— Понял.
— Вопросов?
— Когда выходить?
— Возвращайтесь в землянку, спите. В двадцать два вечера — инструктаж у меня. В час ноль-ноль — выход. Возвращение — до шести утра.
— Слушаюсь.
— Мезенцев.
— Да, ваше высокоблагородие.
— Это не наказание. Я вас не отправляю за вашу лопатку.
Я выдержал его взгляд.
— Я это понял, ваше высокоблагородие.
— Хорошо. Идите.
Я вышел. Фёдор Тихонович стоял шагах в трёх, дожидаясь.
— Фёдор Тихонович.
— Да, барин.
— Мы ночью уходим в нейтралку.
Он постоял. Перекрестился. Потом, как он умел делать все свои поминания, проговорил:
— Я вам ножик, Сергей Николаич, наточу к вечеру. На правом голенище будете носить. Не тот, что в сумке. Тот большой, мой. Он острее.
И мы пошли в землянку под серое, рабочее октябрьское небо. Где-то на дороге в тылу глухо загремели колёса: подвозили новый боеприпас.
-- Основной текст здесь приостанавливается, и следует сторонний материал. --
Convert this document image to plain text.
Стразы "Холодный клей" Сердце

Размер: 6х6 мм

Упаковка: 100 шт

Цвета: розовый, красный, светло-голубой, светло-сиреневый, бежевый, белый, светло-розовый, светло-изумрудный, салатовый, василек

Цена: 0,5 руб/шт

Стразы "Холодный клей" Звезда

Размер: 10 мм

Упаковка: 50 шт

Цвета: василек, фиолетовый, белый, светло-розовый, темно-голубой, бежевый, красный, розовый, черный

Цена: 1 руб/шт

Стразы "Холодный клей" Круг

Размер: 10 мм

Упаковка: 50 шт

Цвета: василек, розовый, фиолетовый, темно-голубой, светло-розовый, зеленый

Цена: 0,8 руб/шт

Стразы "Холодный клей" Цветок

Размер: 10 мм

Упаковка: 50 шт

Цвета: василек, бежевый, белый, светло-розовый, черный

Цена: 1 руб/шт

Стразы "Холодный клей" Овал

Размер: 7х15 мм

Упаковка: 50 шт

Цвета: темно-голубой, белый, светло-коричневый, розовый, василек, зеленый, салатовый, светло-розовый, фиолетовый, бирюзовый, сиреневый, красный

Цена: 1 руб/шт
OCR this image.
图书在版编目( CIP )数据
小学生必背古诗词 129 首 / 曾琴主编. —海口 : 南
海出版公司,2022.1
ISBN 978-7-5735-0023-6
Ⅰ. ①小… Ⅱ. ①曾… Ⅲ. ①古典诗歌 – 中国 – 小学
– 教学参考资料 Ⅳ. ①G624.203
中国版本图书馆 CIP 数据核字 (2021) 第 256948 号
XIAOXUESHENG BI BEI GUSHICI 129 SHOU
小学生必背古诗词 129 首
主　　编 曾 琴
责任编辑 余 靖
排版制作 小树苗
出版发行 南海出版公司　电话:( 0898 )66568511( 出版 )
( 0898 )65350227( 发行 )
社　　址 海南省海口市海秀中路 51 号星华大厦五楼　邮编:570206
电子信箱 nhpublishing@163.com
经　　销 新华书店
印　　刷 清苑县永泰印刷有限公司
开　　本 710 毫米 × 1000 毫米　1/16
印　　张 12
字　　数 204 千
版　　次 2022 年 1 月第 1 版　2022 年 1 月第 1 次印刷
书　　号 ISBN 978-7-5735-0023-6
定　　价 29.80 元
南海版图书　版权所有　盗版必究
Где-то у полевой кухни тянулась очередь за обедом. Где-то в небе, далеко в стороне австрийских позиций, тонко, с посвистом, уходил к фронту аэроплан — первый в моей жизни, который я увидел в чужой эпохе, и по которому я сначала только скользнул взглядом, не успев удивиться.
Век был не мой, а день — мой. И у меня до часу ночи оставалось столько времени, сколько мне в нём позволят прожить те, кого я вчера в темноте рисовал карандашом в планшете: Кротов младший в лазарете, Лавриненко на койке у полковой церкви, молодой австриец, чью фамилию я никогда не узнаю, но чью шею я уже запомнил наперёд, в мышечной памяти чужого, моего и не моего тела, которое рука за рукой учится в этой новой жизни убивать.
До часу ночи — меньше полусуток.
Позиция 4-й роты. Ночь с 24 на 25 октября 1914 года.
В двадцать два вечера Ржевский собрал у себя в землянке троих: меня, Ковальчука, Дорохова. Плюс поручика Вяземского из штаба полка — его я видел впервые в жизни.
Вяземский был высокий, худой, лет двадцати семи, с аккуратно подстриженной светлой бородкой, в новой, не промокшей шинели с золотыми — не серыми — погонами и в белых замшевых перчатках, которые он снял только при входе в землянку и положил рядом, на снарядный ящик. От него едва уловимо пахло одеколоном. Глаза серые, со спокойным, чуть скучающим выражением, которое у гвардейцев московского круга обычно означает: «я наблюдаю, говорите, я пока не перебиваю».
Он смотрел на мои сапоги, на мою щетину, на моё переклеенное пятно йода на щеке, и в этом взгляде я читал ту же светскую, ровно-пренебрежительную деликатность, с которой столичный молодой человек разглядывает провинциальную родню. Мезенцев — «мелкое дворянство из Калуги». Для Вяземского, если он был кто я подозревал, это было равносильно «человек из полевой пехоты, к которому меня прислали по делу».